Well, we have been saying 150 to 200 and you're right.

In the second quarter we were much closer at that high end and have been trending at that high end.

Okay.

And last one -- not to rub salt in the wound here, but this is the second quarter in a row where you missed and this time based on the e-mails I'm getting, there's a lot of frustration about the lack of visibility and questions about whether you should have preannounced or not.

Given this -- I'm sure this is not a surprise to you -- can you talk about how comfortable with the target you are relative to the last two quarters?

Yes, I can understand why people are frustrate and we're frankly frustrated as well.

Clearly not happy with our results or our ability to forecast.

We've done everything we know how to do to get clarity around the impact of stimulus and the reduction in GWAS.

We have done everything to get a handle on that and it just didn't turn out as we hoped or assumed.

I think the guidance that we gave is the most responsible guidance we could come up with as a minimum number.

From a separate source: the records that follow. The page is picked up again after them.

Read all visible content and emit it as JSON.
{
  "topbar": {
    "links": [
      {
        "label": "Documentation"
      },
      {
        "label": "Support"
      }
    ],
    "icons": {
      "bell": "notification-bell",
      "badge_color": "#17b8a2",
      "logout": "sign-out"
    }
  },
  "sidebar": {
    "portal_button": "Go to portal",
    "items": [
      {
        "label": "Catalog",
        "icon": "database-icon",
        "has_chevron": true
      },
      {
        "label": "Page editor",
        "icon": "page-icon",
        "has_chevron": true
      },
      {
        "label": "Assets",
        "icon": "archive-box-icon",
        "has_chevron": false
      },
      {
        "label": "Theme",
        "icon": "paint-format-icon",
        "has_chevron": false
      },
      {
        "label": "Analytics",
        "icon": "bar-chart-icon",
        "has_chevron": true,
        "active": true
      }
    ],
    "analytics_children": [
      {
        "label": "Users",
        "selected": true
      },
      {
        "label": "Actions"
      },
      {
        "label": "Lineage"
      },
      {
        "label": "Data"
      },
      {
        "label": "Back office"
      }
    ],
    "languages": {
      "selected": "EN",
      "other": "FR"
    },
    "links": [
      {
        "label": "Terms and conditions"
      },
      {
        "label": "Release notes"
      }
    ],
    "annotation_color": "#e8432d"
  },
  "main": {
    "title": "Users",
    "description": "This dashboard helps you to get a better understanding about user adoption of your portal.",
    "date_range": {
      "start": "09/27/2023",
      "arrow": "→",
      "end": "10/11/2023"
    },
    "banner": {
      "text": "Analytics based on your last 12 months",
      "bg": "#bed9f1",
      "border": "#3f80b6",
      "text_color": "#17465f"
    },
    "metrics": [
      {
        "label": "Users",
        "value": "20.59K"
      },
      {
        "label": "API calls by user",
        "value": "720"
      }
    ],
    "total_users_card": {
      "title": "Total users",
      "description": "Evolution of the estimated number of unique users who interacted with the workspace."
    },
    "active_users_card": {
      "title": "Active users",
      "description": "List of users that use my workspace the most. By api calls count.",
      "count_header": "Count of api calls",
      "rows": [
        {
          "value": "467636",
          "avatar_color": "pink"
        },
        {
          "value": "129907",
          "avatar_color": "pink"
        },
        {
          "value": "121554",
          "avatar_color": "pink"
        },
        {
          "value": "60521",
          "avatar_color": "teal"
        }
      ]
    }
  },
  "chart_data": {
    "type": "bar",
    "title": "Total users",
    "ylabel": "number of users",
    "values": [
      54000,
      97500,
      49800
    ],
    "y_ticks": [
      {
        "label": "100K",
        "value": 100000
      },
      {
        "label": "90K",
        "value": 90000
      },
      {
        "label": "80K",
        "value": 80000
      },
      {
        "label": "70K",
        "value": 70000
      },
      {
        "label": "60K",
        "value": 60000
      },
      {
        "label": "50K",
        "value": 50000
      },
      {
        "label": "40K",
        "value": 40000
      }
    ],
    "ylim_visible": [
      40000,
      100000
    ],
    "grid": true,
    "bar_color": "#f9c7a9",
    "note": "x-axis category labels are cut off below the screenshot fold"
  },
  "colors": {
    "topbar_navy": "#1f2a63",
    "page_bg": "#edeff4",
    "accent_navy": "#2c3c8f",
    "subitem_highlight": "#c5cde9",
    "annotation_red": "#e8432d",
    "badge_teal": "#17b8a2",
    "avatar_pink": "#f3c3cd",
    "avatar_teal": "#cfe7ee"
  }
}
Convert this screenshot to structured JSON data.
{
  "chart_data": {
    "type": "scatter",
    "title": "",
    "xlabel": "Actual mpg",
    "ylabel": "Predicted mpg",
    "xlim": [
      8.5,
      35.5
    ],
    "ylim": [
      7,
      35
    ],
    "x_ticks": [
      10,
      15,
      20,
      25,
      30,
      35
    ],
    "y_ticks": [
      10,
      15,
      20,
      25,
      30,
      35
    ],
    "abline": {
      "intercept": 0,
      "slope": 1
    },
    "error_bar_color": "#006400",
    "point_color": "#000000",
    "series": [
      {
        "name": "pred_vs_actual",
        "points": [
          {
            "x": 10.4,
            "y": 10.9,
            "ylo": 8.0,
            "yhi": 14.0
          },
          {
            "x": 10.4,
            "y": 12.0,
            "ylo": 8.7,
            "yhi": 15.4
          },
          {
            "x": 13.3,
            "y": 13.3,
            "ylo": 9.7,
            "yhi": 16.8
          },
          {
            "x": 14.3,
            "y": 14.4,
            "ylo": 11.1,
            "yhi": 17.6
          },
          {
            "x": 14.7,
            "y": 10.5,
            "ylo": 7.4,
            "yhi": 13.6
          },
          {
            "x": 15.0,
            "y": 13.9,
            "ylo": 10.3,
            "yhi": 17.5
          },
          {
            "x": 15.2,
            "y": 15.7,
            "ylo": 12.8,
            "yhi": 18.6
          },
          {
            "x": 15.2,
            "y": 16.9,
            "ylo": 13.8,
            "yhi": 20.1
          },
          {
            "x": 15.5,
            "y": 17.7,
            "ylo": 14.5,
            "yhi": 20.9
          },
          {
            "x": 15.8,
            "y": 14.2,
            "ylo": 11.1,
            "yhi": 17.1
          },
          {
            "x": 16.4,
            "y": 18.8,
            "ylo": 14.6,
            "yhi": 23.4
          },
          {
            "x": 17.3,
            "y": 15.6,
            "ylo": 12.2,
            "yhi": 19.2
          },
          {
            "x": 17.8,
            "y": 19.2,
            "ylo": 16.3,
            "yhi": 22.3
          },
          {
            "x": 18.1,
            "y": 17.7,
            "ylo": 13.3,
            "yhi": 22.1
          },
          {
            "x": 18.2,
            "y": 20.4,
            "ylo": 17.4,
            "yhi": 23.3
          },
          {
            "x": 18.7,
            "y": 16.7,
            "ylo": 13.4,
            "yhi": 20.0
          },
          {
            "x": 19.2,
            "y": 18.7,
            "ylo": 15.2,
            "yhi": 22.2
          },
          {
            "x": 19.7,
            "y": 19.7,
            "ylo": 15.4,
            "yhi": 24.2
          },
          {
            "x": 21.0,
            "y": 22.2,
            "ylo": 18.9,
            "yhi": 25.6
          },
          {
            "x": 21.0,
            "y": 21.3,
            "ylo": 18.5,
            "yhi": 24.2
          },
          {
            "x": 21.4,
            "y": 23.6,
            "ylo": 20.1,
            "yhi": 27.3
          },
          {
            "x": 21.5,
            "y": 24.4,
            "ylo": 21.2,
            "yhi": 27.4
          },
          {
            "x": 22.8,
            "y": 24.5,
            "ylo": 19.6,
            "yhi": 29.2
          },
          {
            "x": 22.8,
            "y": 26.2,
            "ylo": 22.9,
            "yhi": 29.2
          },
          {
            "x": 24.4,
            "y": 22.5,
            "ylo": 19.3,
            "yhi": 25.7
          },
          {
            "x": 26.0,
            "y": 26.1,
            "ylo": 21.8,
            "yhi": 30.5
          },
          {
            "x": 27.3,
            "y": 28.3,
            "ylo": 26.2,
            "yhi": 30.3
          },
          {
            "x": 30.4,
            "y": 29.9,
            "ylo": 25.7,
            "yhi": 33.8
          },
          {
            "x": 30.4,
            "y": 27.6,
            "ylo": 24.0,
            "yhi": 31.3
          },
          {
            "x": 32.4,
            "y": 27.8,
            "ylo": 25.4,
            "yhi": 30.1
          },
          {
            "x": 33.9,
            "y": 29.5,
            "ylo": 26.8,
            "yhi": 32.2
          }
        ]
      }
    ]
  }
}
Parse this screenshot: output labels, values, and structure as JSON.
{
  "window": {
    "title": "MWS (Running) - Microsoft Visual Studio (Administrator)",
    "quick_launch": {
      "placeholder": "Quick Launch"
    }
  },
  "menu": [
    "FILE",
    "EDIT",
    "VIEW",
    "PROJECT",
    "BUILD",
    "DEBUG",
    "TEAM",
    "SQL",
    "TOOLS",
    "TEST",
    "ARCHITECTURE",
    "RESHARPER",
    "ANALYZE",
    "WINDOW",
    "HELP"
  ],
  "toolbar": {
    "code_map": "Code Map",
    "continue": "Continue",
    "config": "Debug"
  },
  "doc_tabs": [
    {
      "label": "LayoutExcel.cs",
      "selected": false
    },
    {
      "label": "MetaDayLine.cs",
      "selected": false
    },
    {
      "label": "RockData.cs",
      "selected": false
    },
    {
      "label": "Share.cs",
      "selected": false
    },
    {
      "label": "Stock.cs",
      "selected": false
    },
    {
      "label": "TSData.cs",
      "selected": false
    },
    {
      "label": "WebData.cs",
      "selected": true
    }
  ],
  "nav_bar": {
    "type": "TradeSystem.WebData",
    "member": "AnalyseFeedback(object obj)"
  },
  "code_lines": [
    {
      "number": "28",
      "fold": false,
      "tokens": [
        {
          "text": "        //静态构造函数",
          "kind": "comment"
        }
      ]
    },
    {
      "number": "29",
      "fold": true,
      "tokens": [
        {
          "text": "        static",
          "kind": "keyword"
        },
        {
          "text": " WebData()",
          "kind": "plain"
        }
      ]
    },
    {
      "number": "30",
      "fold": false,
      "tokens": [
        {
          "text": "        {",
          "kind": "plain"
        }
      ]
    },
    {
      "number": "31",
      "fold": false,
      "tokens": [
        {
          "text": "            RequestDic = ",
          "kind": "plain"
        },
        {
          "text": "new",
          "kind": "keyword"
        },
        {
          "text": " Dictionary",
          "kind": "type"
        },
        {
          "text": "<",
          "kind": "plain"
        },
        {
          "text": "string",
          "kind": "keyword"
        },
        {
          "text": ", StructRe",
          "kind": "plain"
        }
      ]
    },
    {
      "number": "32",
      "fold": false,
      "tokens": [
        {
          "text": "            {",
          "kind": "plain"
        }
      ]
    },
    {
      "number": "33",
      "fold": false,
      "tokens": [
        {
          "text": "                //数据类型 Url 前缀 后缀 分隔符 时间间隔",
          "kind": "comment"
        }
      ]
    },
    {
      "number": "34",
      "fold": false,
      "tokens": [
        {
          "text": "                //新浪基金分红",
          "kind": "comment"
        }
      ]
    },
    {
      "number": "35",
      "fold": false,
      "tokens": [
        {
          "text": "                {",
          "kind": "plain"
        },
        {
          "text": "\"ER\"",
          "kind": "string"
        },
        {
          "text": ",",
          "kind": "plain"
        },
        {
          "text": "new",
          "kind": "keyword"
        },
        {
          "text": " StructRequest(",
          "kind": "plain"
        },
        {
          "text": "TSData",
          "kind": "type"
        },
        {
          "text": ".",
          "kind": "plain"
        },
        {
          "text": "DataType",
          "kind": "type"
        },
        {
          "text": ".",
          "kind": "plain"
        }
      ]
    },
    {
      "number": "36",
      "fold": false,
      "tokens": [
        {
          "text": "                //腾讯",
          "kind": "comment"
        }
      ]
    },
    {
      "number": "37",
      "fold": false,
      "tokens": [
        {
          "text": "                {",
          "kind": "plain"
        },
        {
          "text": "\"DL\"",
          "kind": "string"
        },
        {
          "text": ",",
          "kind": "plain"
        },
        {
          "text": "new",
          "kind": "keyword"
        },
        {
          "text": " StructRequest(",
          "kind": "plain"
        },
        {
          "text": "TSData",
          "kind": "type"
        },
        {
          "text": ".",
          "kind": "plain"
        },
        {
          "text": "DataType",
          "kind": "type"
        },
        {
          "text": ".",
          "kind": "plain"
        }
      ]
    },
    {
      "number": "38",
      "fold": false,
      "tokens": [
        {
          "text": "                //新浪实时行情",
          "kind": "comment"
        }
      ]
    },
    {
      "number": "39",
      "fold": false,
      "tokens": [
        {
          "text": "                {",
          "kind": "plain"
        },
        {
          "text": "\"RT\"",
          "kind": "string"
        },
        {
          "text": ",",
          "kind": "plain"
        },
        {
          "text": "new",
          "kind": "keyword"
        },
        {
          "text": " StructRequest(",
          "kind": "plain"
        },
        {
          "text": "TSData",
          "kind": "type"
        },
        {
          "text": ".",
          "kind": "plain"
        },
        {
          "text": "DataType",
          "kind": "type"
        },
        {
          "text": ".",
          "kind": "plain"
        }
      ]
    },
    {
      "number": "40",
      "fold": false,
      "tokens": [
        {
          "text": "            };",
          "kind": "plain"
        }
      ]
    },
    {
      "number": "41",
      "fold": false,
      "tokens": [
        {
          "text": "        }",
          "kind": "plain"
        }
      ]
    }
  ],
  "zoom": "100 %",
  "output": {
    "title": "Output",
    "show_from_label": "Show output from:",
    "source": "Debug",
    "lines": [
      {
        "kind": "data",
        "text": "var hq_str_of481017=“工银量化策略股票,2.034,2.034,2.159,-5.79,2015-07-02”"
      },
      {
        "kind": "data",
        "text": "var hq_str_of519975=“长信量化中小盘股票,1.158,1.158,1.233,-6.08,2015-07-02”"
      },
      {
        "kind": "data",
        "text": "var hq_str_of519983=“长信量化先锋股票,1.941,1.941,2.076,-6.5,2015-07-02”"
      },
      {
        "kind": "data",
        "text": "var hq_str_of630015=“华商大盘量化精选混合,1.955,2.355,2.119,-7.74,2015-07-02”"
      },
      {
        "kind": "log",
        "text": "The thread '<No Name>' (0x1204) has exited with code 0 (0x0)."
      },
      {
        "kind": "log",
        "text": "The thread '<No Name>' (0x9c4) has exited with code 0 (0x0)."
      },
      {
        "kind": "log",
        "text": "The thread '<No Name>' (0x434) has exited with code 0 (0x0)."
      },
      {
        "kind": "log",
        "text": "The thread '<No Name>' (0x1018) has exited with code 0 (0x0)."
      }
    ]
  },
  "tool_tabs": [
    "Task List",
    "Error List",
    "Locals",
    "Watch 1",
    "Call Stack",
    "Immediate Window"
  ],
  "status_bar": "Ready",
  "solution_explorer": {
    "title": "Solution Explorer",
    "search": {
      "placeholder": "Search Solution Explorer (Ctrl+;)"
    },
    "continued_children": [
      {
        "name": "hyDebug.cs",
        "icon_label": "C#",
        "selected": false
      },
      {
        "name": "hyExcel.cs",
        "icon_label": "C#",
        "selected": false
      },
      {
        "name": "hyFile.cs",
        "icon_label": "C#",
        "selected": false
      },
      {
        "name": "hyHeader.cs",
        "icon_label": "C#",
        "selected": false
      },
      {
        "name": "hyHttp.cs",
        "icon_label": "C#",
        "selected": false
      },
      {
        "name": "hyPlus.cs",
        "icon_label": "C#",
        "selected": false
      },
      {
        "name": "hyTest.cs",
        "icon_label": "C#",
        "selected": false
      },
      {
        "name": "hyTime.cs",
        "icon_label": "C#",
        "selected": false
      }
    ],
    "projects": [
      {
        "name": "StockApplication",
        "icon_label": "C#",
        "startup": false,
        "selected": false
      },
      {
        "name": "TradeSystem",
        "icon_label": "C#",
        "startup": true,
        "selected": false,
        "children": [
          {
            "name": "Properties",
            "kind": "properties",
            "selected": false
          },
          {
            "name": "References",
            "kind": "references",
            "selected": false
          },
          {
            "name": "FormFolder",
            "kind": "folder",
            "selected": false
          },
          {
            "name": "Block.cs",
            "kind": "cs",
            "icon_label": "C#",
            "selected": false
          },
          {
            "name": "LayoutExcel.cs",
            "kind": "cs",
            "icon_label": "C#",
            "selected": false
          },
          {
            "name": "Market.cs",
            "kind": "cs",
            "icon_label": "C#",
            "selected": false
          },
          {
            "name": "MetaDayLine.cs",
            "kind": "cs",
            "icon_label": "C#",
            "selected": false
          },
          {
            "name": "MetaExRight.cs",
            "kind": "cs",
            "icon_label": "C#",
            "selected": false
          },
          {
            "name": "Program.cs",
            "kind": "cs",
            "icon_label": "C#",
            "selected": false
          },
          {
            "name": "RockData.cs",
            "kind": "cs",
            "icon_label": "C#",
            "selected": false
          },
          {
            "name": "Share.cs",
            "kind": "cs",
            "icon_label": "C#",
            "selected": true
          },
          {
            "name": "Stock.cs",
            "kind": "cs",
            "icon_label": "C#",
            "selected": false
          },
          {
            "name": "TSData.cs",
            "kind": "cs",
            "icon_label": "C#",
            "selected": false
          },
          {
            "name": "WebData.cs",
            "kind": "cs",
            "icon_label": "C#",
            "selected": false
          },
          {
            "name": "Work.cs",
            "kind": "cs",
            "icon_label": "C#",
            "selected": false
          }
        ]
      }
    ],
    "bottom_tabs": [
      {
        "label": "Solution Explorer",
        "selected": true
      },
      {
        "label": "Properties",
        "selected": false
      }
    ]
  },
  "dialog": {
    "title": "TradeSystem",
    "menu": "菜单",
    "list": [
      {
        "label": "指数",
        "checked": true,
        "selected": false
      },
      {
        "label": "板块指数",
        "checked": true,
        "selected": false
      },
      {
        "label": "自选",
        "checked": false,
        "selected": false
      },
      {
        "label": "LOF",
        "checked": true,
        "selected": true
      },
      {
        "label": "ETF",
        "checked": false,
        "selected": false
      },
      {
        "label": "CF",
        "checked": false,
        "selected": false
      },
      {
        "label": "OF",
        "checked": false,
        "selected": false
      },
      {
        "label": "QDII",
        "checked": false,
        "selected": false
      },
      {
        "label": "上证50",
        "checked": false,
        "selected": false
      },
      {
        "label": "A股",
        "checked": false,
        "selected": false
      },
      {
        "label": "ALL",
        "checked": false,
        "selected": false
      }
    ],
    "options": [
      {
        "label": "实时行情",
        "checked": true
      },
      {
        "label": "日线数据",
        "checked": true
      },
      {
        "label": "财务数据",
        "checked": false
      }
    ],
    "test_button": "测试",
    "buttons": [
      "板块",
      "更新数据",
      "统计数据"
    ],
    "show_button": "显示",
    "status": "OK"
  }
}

We think that there are ways to have upside to that number but our visibility on the degree to that upside is limited and that's why we chose interestingly to not give a high-end of the range as we typically do.

We didn't want to bound it very narrowly because we thought that might indicate we have more precision in the forecast than, in fact, we do.

We think the 165 minimum number is the most responsible number that we could arrive at.

Okay, ladies and gentlemen, this concludes the question and answer session.

I would like to turn the phone call baubling to Peter Fromen for closing remarks.

Thank you, Operator.

As a reminder, a replay of this call will be available in a webcast format in the investor relations section of our website as well as though the dial-in instructions contained in today's earnings release.

Thank you for joining us today.

This concludes our call and we look forward to our next update in February following the close of the fourth quarter.

Ladies and gentlemen, this concludes today's conference.

Thank you for your participation.

You may now disconnect and have a good day.